Spain sees sixfold increase in immigrants over decade

New arrivals take proportion of non-Spanish residents to 12%

The number of immigrants registered as living in Spain has increased more than sixfold over the last 10 years, figures released by its National Statistics Institute have revealed.

Some 5.6 million non-Spaniards were registered as living in the country last year, accounting for 12% of the population, an increase of 400,000 on 2008.

Immigration helped the population reach 46.7 million in 2009, up from 40.5 million in 2000 when the country had just 924,000 immigrants officially registered.

At the beginning of the 1990s the population was made up almost entirely of Spaniards, with immigrants accounting for less than 1% of residents. But the past decade has seen an influx from around the globe, mostly from other European countries, South America and north Africa.

Joaquín Arango Vila-Belda, professor of sociology at the Complutense University of Madrid, said immigrants had occupied half of the jobs created in Spain between 2000 and 2008. He said: "Immigrants have arrived in their millions largely because of the availability of new jobs in Spain.

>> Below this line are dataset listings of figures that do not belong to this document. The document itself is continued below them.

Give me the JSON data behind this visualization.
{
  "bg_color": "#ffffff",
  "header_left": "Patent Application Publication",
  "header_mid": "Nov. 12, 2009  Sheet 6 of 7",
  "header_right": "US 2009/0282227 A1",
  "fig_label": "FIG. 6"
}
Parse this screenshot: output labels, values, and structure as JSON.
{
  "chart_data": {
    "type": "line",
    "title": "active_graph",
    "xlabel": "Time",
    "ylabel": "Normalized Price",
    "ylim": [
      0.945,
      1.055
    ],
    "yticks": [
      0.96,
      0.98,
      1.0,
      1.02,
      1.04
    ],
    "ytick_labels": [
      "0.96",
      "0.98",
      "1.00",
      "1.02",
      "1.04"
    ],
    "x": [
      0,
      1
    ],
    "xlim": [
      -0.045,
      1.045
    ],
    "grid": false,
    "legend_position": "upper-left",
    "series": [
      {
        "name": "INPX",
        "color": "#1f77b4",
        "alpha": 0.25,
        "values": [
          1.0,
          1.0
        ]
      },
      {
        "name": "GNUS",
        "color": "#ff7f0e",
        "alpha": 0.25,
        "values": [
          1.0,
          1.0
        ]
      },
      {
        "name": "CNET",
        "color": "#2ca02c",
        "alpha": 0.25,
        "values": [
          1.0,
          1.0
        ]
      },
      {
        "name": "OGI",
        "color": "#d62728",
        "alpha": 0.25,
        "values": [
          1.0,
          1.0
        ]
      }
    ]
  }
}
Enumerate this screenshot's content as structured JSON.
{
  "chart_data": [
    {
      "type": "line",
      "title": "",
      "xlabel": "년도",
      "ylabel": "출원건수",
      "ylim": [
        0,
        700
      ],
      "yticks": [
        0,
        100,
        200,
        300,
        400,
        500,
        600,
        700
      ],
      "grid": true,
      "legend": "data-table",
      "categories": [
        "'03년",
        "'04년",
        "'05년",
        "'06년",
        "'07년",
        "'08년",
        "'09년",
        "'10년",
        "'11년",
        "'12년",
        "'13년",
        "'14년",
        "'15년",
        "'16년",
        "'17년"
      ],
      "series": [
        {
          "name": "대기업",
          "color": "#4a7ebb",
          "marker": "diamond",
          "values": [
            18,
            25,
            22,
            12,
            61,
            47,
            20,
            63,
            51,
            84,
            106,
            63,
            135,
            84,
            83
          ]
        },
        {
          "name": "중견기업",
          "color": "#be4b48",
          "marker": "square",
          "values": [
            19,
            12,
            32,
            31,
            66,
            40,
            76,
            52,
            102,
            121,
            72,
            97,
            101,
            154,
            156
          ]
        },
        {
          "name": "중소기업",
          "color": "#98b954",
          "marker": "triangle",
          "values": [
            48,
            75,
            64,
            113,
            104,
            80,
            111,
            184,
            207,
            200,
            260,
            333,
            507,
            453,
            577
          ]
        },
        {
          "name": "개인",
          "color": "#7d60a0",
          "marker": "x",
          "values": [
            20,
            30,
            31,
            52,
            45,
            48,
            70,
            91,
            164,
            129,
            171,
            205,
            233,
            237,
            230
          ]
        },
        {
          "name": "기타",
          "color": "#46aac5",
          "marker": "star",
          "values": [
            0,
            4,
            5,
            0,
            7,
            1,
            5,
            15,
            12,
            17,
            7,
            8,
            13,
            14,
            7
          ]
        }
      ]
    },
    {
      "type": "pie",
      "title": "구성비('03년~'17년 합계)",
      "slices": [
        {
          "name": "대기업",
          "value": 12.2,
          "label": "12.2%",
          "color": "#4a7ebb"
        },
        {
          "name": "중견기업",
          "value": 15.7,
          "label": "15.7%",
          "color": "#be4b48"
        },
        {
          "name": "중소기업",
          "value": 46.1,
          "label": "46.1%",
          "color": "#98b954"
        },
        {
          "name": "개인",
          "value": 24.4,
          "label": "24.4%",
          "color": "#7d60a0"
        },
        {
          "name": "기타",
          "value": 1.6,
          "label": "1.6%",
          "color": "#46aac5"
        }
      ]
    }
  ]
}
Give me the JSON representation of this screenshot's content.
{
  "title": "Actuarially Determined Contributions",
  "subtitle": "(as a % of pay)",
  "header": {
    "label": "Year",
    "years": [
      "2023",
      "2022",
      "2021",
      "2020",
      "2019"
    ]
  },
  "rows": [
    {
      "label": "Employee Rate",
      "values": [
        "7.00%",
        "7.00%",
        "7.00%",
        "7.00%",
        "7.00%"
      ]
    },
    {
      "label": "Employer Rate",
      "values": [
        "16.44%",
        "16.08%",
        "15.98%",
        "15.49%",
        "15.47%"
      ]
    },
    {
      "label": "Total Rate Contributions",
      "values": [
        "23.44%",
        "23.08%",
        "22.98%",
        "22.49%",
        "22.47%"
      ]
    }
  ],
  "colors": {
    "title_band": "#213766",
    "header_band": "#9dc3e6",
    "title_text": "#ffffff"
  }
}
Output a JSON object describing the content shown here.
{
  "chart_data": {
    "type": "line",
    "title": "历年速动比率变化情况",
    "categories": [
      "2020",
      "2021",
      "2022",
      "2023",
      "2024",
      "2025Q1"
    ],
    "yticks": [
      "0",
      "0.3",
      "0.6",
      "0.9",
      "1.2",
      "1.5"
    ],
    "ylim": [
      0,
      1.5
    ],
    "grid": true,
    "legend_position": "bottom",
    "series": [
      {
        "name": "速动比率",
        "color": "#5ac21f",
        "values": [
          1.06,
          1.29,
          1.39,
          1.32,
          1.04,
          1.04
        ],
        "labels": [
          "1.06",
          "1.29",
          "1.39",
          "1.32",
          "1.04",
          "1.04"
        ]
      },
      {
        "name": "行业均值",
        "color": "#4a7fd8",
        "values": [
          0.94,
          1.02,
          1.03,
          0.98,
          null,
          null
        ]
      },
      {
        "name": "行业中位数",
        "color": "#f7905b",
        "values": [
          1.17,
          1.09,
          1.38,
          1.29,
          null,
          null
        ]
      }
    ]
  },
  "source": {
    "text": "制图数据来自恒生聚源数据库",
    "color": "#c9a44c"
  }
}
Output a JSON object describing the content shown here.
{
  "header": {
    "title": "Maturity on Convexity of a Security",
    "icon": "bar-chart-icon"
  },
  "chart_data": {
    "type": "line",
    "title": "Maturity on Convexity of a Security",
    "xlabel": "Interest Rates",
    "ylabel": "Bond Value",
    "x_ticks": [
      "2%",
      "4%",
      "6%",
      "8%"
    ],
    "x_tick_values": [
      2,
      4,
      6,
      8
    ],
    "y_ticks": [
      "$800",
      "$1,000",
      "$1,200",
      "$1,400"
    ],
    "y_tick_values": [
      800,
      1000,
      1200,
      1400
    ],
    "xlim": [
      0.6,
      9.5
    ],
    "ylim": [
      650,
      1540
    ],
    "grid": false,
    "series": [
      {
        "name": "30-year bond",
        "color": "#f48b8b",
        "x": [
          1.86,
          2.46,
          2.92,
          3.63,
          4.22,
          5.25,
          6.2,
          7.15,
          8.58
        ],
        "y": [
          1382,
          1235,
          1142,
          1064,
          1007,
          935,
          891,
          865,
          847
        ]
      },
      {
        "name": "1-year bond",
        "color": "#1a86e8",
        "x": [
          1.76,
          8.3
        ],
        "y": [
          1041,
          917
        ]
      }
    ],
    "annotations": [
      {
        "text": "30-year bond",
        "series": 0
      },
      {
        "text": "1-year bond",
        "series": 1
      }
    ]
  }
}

"Many of the 5m jobs created here between 2000 and 2008 were in sectors favourable to immigrant workers, such as construction, the hospitality industry and care."

Forty per cent of immigrants now living in Spain came from other EU countries, notably Romania, with 759,000 registered, and the UK, with 356,000.

Another 1.6 million came from South America and 902,000 from Africa, more than two-thirds of those from Morocco.The figures are taken from municipal registers of residents around the country and are released each year by the National Statistics Institute in Madrid.

Immigration has become a topic of political debate in recent weeks as Spain's economic crisis has deepened.

Unemployment reached 19% last year, almost twice the average for the euro zone, with a record 4 million out of work.

Last month Alicia Sánchez-Camacho, the leader of the People's Party in Catalonia, called for stricter limits on immigration and said the topic will play a leading part of her campaign for elections in Catalonia later this year.

And last month the town hall in Vic, 45 miles north of Barcelona, sparked outrage by attempting to ban illegal immigrants from the municipal register.

The move would have prevented illegal immigrants from claiming health care and education.

Unions say 43% of Vic's unemployed are foreigners, while around a quarter of residents are foreigners.

The controversial proposal in Vic, and a similar one in the Madrid suburb of Torrejón de Ardoz, wereboth dropped after receiving widespread publicity.

There are strong indications that the economic crisis is leading to a reduction in immigrants, who have been hit worse by rising unemployment than Spaniards.

Professor Arango Vila-Belda said the number of immigrants arriving in Spain had begun to slow dramatically in the latter part of 2009 because of rising unemployment.